Em sua apresentação, a economista trabalhou com duas dimensões: o cenário da pós pandemia do mercado de trabalho e o avanço tecnológico pós crise.
“A pandemia evidência a realidade social e acelera o movimento já em curso na sociedade e no trabalho, estamos vindo de uma crise ligada as reformas, o trabalho informal e o aumento da pobreza e desigualdade social, representando um período de profundas incertezas. Não sabemos quando vamos retornar aos nossos trabalhos com segurança, quando as atividades econômicas serão normalizadas e os desempregados inseridos no mercado de trabalho. Atrelados a isso, no Brasil existe uma combinação de várias crises, a sanitária, a econômica, ambiental, social e política” – comentou.
Novas Tecnologias
Dentro deste contexto, Marilane falou que as revoluções históricas muitas vezes se deram a partir das crises e que não será preciso optar entre o avanço tecnológico e a exclusão da mão de obra: “As mudanças tecnológicas transformam a realidade, mas são determinadas fundamentalmente pela relação de poder. Apesar das novas tecnologias, o trabalho nunca teve tanta centralidade. Precisamos discutir o lugar do trabalho frente às novas tecnologias ou as novas tecnologias dentro do mundo do trabalho. Não existe uma substituição, esse fundamento de que está se perdendo a importância do trabalho não se confirma”.
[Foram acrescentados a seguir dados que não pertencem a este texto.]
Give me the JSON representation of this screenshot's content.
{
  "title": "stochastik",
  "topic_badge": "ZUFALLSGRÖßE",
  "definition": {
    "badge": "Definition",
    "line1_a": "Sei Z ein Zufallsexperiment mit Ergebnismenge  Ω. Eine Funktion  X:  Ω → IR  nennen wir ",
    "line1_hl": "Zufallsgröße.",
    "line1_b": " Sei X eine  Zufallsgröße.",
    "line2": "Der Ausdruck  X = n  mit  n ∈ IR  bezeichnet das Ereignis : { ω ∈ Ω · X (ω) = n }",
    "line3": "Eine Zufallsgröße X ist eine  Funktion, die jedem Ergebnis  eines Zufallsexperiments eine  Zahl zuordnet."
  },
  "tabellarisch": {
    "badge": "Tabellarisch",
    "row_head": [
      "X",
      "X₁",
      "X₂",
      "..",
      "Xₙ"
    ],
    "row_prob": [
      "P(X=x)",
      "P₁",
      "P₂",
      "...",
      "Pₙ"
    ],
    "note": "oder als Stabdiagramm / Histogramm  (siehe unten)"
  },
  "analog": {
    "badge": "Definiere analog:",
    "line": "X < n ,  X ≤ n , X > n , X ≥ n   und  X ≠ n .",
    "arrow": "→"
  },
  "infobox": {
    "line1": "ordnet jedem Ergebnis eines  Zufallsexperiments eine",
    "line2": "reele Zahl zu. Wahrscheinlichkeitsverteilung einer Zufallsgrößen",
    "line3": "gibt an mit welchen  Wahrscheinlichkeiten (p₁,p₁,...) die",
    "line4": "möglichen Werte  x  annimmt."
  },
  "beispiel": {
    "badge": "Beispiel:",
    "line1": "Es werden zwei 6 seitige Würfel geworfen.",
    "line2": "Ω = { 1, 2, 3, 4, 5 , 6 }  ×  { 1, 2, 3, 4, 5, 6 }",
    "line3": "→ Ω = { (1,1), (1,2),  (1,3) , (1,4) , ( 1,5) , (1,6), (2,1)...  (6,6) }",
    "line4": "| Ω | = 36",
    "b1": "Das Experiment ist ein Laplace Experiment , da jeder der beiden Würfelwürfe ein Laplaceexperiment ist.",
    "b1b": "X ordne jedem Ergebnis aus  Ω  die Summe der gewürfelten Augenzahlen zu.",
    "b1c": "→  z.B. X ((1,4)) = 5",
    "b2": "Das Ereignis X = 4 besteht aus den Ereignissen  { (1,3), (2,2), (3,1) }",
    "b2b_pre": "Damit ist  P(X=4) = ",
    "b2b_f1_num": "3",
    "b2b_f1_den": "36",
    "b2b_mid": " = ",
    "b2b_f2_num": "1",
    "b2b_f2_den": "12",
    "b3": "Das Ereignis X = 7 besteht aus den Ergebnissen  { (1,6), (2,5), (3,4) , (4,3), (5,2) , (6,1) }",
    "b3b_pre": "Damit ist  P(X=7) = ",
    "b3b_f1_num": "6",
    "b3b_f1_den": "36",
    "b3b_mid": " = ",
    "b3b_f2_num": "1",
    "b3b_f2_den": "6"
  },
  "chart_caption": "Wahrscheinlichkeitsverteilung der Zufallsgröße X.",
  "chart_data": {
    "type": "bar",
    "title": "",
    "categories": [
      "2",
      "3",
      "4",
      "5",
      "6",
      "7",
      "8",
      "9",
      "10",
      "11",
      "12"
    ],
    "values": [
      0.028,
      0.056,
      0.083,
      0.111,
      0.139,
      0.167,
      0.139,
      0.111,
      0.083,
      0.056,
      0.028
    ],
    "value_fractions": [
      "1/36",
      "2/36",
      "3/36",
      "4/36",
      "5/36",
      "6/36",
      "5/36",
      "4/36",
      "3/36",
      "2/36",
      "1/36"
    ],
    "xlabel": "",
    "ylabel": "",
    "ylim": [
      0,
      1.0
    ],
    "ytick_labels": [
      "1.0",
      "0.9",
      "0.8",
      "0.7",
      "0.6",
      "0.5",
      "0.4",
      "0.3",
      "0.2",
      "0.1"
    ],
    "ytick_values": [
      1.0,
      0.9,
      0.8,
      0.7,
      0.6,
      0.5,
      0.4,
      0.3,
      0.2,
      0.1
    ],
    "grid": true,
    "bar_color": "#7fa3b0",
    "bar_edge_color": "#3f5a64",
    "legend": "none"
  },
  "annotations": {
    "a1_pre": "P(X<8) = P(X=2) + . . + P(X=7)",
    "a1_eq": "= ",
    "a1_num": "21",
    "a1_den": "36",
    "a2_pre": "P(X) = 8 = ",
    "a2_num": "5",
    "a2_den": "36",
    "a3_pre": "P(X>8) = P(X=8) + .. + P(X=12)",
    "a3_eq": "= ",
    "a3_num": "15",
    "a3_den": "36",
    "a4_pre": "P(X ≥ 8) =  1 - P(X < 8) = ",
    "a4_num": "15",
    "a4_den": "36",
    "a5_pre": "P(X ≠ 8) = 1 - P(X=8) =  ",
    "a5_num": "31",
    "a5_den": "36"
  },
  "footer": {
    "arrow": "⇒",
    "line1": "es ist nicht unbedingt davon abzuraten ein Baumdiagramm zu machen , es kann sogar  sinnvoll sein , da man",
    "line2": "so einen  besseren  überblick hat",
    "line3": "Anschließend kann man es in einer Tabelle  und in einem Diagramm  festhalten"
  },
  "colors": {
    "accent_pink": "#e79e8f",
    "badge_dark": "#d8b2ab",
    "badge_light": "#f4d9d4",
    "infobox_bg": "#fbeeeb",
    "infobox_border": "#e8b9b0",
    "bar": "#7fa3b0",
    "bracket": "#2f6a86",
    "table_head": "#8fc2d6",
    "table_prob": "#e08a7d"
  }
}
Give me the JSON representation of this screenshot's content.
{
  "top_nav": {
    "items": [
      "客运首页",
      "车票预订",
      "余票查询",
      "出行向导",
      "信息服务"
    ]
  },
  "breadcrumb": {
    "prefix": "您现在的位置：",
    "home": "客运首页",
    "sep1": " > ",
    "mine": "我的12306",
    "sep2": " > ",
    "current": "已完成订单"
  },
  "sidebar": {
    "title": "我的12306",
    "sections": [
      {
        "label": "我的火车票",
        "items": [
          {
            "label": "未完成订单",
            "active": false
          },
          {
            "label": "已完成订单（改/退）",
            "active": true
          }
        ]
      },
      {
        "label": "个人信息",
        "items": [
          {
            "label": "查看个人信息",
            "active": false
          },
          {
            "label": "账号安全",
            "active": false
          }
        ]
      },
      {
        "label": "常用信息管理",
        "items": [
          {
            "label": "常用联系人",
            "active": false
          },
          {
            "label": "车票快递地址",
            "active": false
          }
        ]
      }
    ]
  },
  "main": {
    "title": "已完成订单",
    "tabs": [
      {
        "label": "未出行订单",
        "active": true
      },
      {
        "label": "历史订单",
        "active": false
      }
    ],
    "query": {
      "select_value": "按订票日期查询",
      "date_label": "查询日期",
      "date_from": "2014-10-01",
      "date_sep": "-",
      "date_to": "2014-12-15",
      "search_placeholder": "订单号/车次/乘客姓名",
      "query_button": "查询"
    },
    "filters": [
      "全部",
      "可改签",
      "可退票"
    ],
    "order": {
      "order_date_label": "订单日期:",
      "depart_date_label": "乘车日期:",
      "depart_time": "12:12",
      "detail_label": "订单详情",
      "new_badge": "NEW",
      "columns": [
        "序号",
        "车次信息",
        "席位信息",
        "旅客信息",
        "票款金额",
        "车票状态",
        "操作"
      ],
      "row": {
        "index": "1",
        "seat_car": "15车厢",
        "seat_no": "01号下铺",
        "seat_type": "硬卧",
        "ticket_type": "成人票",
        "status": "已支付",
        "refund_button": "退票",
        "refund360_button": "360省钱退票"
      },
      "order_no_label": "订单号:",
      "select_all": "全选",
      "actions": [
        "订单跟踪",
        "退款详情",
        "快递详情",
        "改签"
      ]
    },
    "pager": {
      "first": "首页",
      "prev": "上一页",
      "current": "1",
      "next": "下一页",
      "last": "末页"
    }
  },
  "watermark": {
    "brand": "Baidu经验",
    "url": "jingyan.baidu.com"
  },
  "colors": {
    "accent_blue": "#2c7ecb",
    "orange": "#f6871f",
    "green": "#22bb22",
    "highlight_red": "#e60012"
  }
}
Marilane finalizou sua apresentação comentando sobre uma possível antecipação de décadas com a crise pós pandemia e do processo de inserção de novas tecnologias – como é o caso do teletrabalho, experiência já vivenciada por alguns petroleiros. “Isso tudo é um processo de disputa política, a tecnologia pode ser disputada e equilibrada do ponto de vista do interesse do nosso trabalho. Vai depender da forma como a gente realiza essa disputa na sociedade”, concluiu.
O debate foi mediado pelo diretor da FUP, Alexandro Guilherme.